Immer wieder Cornwall

Lesebuch zur Vorbereitung und als Begleiter
für einen Cornwall-Urlaub

Illustrationen Rosemarie Foxius

Vorwort

Letzte Nacht träumte ich, wir wären wieder in Cornwall. Nicht für zwei, drei Wochen wie zu einem Urlaub. Sondern in der Summe unserer Reisen dorthin, mehrere, viele Monate, zu jeder Jahreszeit.

Die steilen Klippen, die klatschende Brandung, das Rollen und Rauschen der Kiesel und der anderen Steine, wenn die Wellen sich nur kurz zurückziehen, um umso heftiger wieder anzurennen gegen Fels und Granit.

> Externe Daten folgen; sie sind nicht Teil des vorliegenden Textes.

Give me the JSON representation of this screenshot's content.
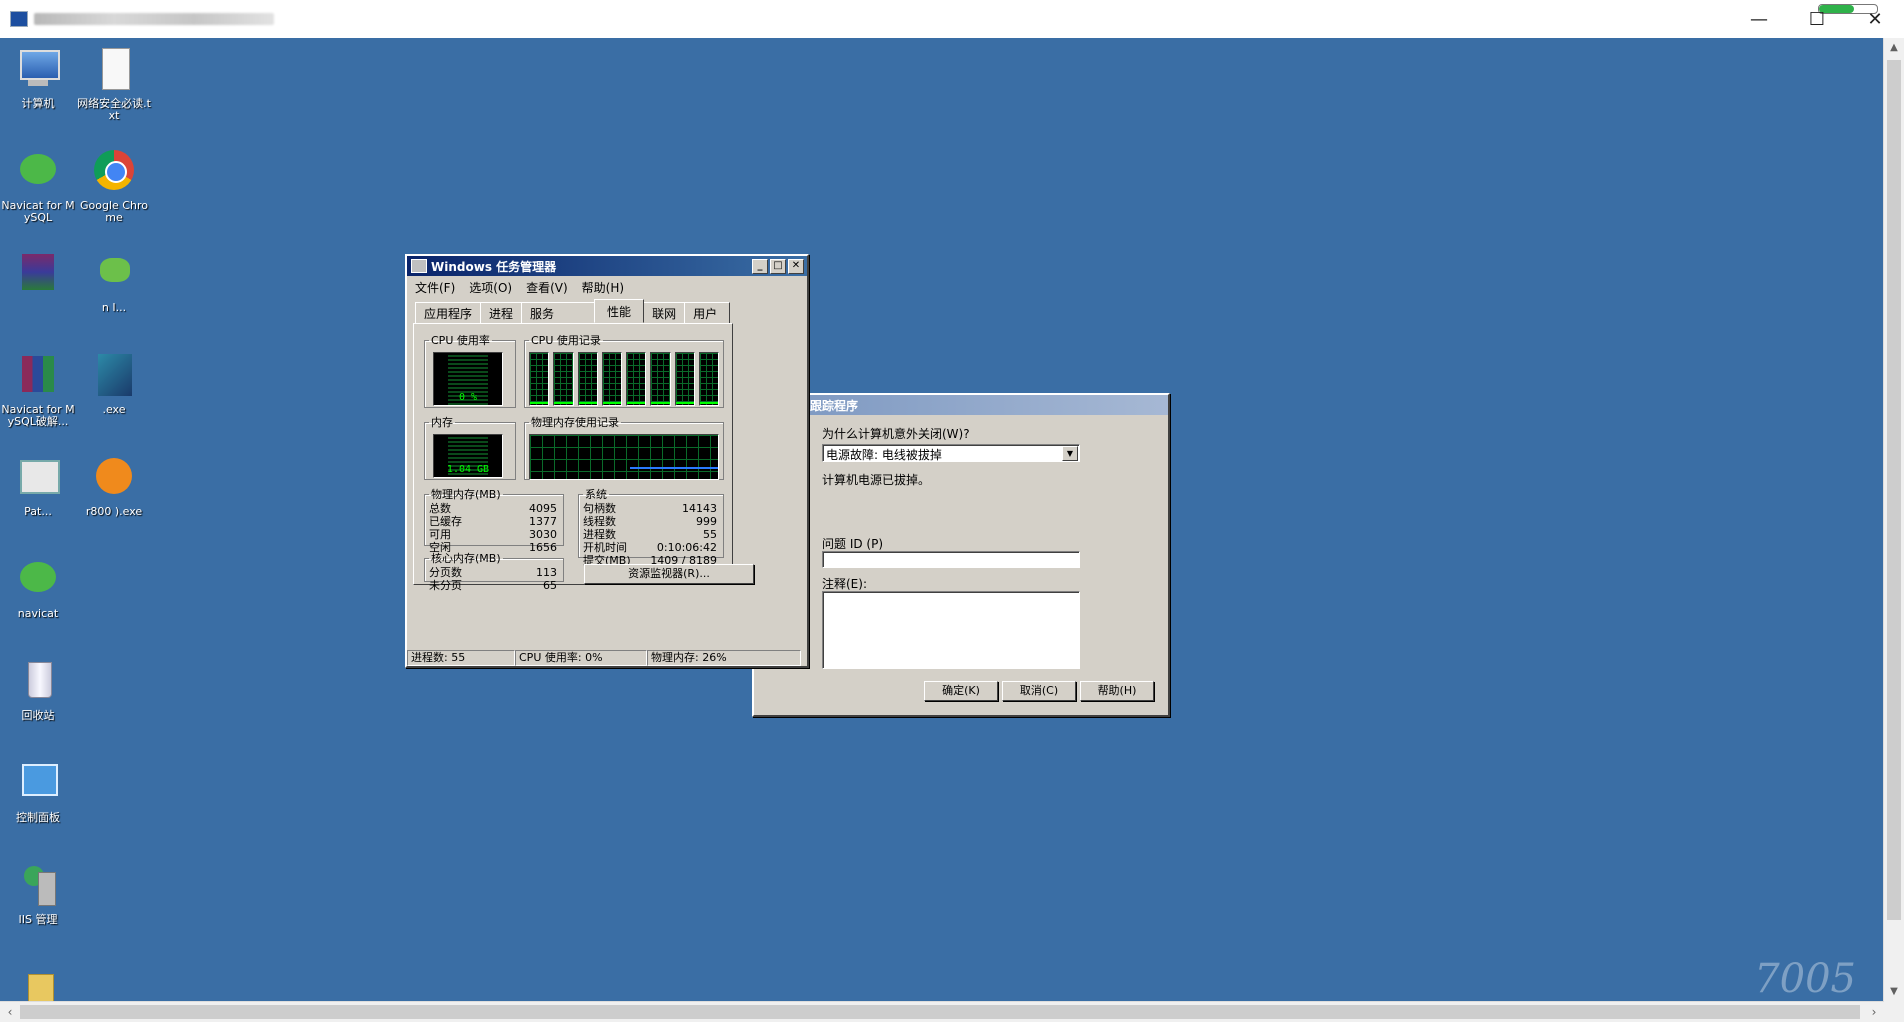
{
  "rdp_window": {
    "title": "",
    "minimize_glyph": "—",
    "maximize_glyph": "☐",
    "close_glyph": "✕"
  },
  "desktop_icons": [
    {
      "name": "computer-icon",
      "label": "计算机"
    },
    {
      "name": "text-file-icon",
      "label": "网络安全必读.txt"
    },
    {
      "name": "navicat-icon",
      "label": "Navicat for MySQL"
    },
    {
      "name": "chrome-icon",
      "label": "Google Chrome"
    },
    {
      "name": "archive-icon",
      "label": ""
    },
    {
      "name": "frog-icon",
      "label": "n I..."
    },
    {
      "name": "winrar-icon",
      "label": "Navicat for MySQL破解..."
    },
    {
      "name": "exe-icon",
      "label": ".exe"
    },
    {
      "name": "patch-icon",
      "label": "Pat..."
    },
    {
      "name": "orange-tool-icon",
      "label": "r800 ).exe"
    },
    {
      "name": "navicat-2-icon",
      "label": "navicat"
    },
    {
      "name": "recycle-bin-icon",
      "label": "回收站"
    },
    {
      "name": "control-panel-icon",
      "label": "控制面板"
    },
    {
      "name": "iis-manager-icon",
      "label": "IIS 管理"
    },
    {
      "name": "folder-icon",
      "label": ""
    }
  ],
  "task_manager": {
    "title": "Windows 任务管理器",
    "menu": [
      "文件(F)",
      "选项(O)",
      "查看(V)",
      "帮助(H)"
    ],
    "tabs": [
      "应用程序",
      "进程",
      "服务",
      "性能",
      "联网",
      "用户"
    ],
    "active_tab": "性能",
    "cpu_usage": {
      "legend": "CPU 使用率",
      "value": "0 %"
    },
    "cpu_history": {
      "legend": "CPU 使用记录",
      "cores": 8
    },
    "memory": {
      "legend": "内存",
      "value": "1.04 GB"
    },
    "memory_history": {
      "legend": "物理内存使用记录"
    },
    "physical_memory": {
      "legend": "物理内存(MB)",
      "rows": [
        {
          "label": "总数",
          "value": "4095"
        },
        {
          "label": "已缓存",
          "value": "1377"
        },
        {
          "label": "可用",
          "value": "3030"
        },
        {
          "label": "空闲",
          "value": "1656"
        }
      ]
    },
    "kernel_memory": {
      "legend": "核心内存(MB)",
      "rows": [
        {
          "label": "分页数",
          "value": "113"
        },
        {
          "label": "未分页",
          "value": "65"
        }
      ]
    },
    "system": {
      "legend": "系统",
      "rows": [
        {
          "label": "句柄数",
          "value": "14143"
        },
        {
          "label": "线程数",
          "value": "999"
        },
        {
          "label": "进程数",
          "value": "55"
        },
        {
          "label": "开机时间",
          "value": "0:10:06:42"
        },
        {
          "label": "提交(MB)",
          "value": "1409 / 8189"
        }
      ]
    },
    "resource_monitor_button": "资源监视器(R)...",
    "status": {
      "processes": "进程数: 55",
      "cpu": "CPU 使用率: 0%",
      "memory": "物理内存: 26%"
    }
  },
  "shutdown_tracker": {
    "title": "跟踪程序",
    "question": "为什么计算机意外关闭(W)?",
    "reason_selected": "电源故障: 电线被拔掉",
    "description": "计算机电源已拔掉。",
    "problem_id_label": "问题 ID (P)",
    "problem_id_value": "",
    "comment_label": "注释(E):",
    "comment_value": "",
    "ok_button": "确定(K)",
    "cancel_button": "取消(C)",
    "help_button": "帮助(H)"
  },
  "watermark": "7005"
}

Die engine houses, diese leergeräumten Maschinenhallen und Schornsteine, diese weltlichen Kirchen.

Die verlassenen Minenschächte in den Weiden und Mooren, nur notdürftig gesichert für Wanderer, ihre Hunde, und Kühe und Schafe.

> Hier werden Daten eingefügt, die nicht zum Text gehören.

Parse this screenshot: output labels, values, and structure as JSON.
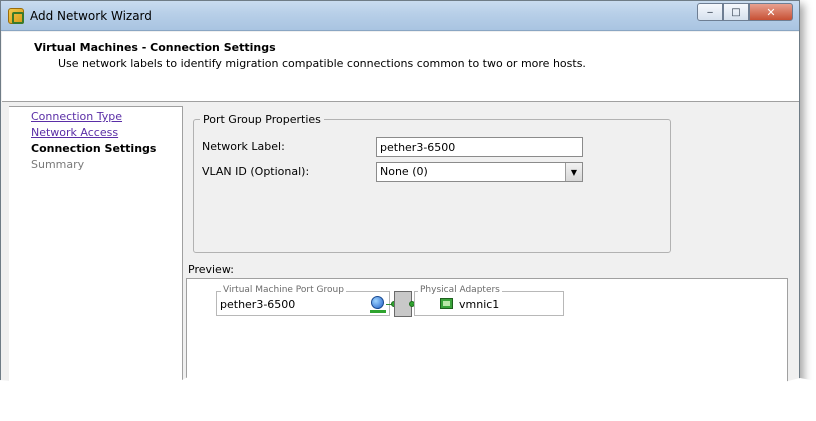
{
  "window": {
    "title": "Add Network Wizard",
    "minimize_glyph": "‒",
    "maximize_glyph": "□",
    "close_glyph": "✕"
  },
  "header": {
    "title": "Virtual Machines - Connection Settings",
    "subtitle": "Use network labels to identify migration compatible connections common to two or more hosts."
  },
  "nav": {
    "items": [
      {
        "label": "Connection Type",
        "state": "visited"
      },
      {
        "label": "Network Access",
        "state": "visited"
      },
      {
        "label": "Connection Settings",
        "state": "current"
      },
      {
        "label": "Summary",
        "state": "upcoming"
      }
    ]
  },
  "port_group": {
    "legend": "Port Group Properties",
    "network_label_label": "Network Label:",
    "network_label_value": "pether3-6500",
    "vlan_label": "VLAN ID (Optional):",
    "vlan_value": "None (0)"
  },
  "preview": {
    "label": "Preview:",
    "vm_port_group_legend": "Virtual Machine Port Group",
    "vm_port_group_name": "pether3-6500",
    "physical_adapters_legend": "Physical Adapters",
    "adapter_name": "vmnic1"
  },
  "icons": {
    "app": "network-wizard-icon",
    "port_group": "globe-network-icon",
    "adapter": "nic-card-icon",
    "dropdown": "chevron-down-icon"
  },
  "colors": {
    "visited_link": "#5a2ea6",
    "connector_green": "#2fa42f",
    "close_red": "#c75034"
  }
}
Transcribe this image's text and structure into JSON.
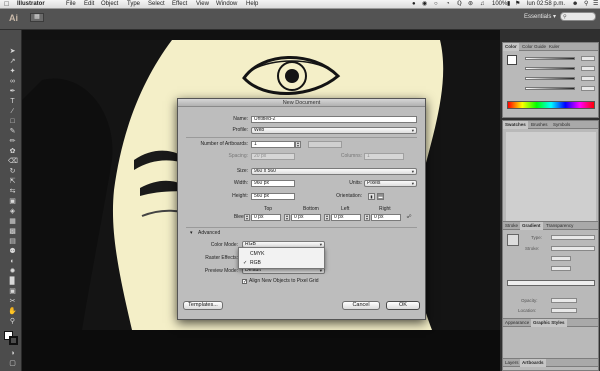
{
  "menubar": {
    "apple": "",
    "app": "Illustrator",
    "items": [
      "File",
      "Edit",
      "Object",
      "Type",
      "Select",
      "Effect",
      "View",
      "Window",
      "Help"
    ],
    "battery": "100%",
    "clock": "lun 02:58 p.m."
  },
  "appbar": {
    "logo": "Ai",
    "workspace": "Essentials ▾"
  },
  "panels": {
    "color_tabs": [
      "Color",
      "Color Guide",
      "Kuler"
    ],
    "swatches_tabs": [
      "Swatches",
      "Brushes",
      "Symbols"
    ],
    "stroke_tabs": [
      "Stroke",
      "Gradient",
      "Transparency"
    ],
    "gradient_labels": {
      "type": "Type:",
      "stroke": "Stroke:",
      "opacity": "Opacity:",
      "location": "Location:"
    },
    "appearance_tabs": [
      "Appearance",
      "Graphic Styles"
    ],
    "layers_tabs": [
      "Layers",
      "Artboards"
    ]
  },
  "dialog": {
    "title": "New Document",
    "name_label": "Name:",
    "name_value": "Untitled-2",
    "profile_label": "Profile:",
    "profile_value": "Web",
    "artboards_label": "Number of Artboards:",
    "artboards_value": "1",
    "spacing_label": "Spacing:",
    "spacing_value": "20 px",
    "columns_label": "Columns:",
    "columns_value": "1",
    "size_label": "Size:",
    "size_value": "960 x 560",
    "width_label": "Width:",
    "width_value": "960 px",
    "units_label": "Units:",
    "units_value": "Pixels",
    "height_label": "Height:",
    "height_value": "560 px",
    "orientation_label": "Orientation:",
    "bleed_label": "Bleed:",
    "bleed": [
      {
        "label": "Top",
        "value": "0 px"
      },
      {
        "label": "Bottom",
        "value": "0 px"
      },
      {
        "label": "Left",
        "value": "0 px"
      },
      {
        "label": "Right",
        "value": "0 px"
      }
    ],
    "advanced_label": "Advanced",
    "color_mode_label": "Color Mode:",
    "color_mode_value": "RGB",
    "raster_label": "Raster Effects:",
    "preview_label": "Preview Mode:",
    "preview_value": "Default",
    "align_label": "Align New Objects to Pixel Grid",
    "templates_button": "Templates...",
    "cancel_button": "Cancel",
    "ok_button": "OK"
  },
  "color_mode_menu": {
    "options": [
      "CMYK",
      "RGB"
    ],
    "selected": "RGB"
  },
  "colors": {
    "photo_background": "#f4efc8",
    "ink": "#141414",
    "dialog": "#bdbdbd",
    "ui_dark": "#3a3a3a"
  }
}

Die Fischerboote, die gegen alle wirtschaftliche Vernunft immer wieder ausfahren, mal weniger, mal mehr, wie Markt, EU und Konkurrenz es raten.

Die Touristenströme, die immer internationaler eindringen, sich breitmachen und die Infrastruktur dominieren.

Die Cornishmen schließlich. Die Reste derer, die immer schon hier waren, warum auch immer geblieben sind, die, die den Absprung nicht geschafft haben, die, die aus künstlerischen, naturverbundenen, eskapistischen Gründen hierhergezogen sind, die also alle jetzt die cornische Population ausmachen.

Und wir als Gäste. Die so gerne Teil wären, und dies seit über vierzig Jahren.

Man muss sich im Leben immer wieder entscheiden. Das gilt auch für die Wahl des Urlaubsortes.

Wir haben uns früh gemeinsam für bestimmte Grundsätze in der Urlaubs- und Feriengestaltung entschieden. Keine Fernreisen und mehrfache bis häufige Wiederkehr an den gleichen Ort. Primat war und ist intensives Kennenlernen und partielle Teilhabe am Alltag der Menschen dort.

Durch Zufall ist einer mal nach Cornwall gekommen und hat den anderen überzeugt: Warum nicht? Durch die Entscheidung, drei Jahre hintereinander nach Cornwall, und das für jeweils vier Wochen, zu fahren, kam es zu verstärkter Annäherung an Land, Geschichte und Menschenschlag, kam es zu sich entwickelnden Freundschaften und zu wachsender Kenntnis und Einfühlung. Das ist uns mehr wert als die ganz große Neugier, der ganz große Kitzel, die ganz große Gier nach dem völlig Unbekannten.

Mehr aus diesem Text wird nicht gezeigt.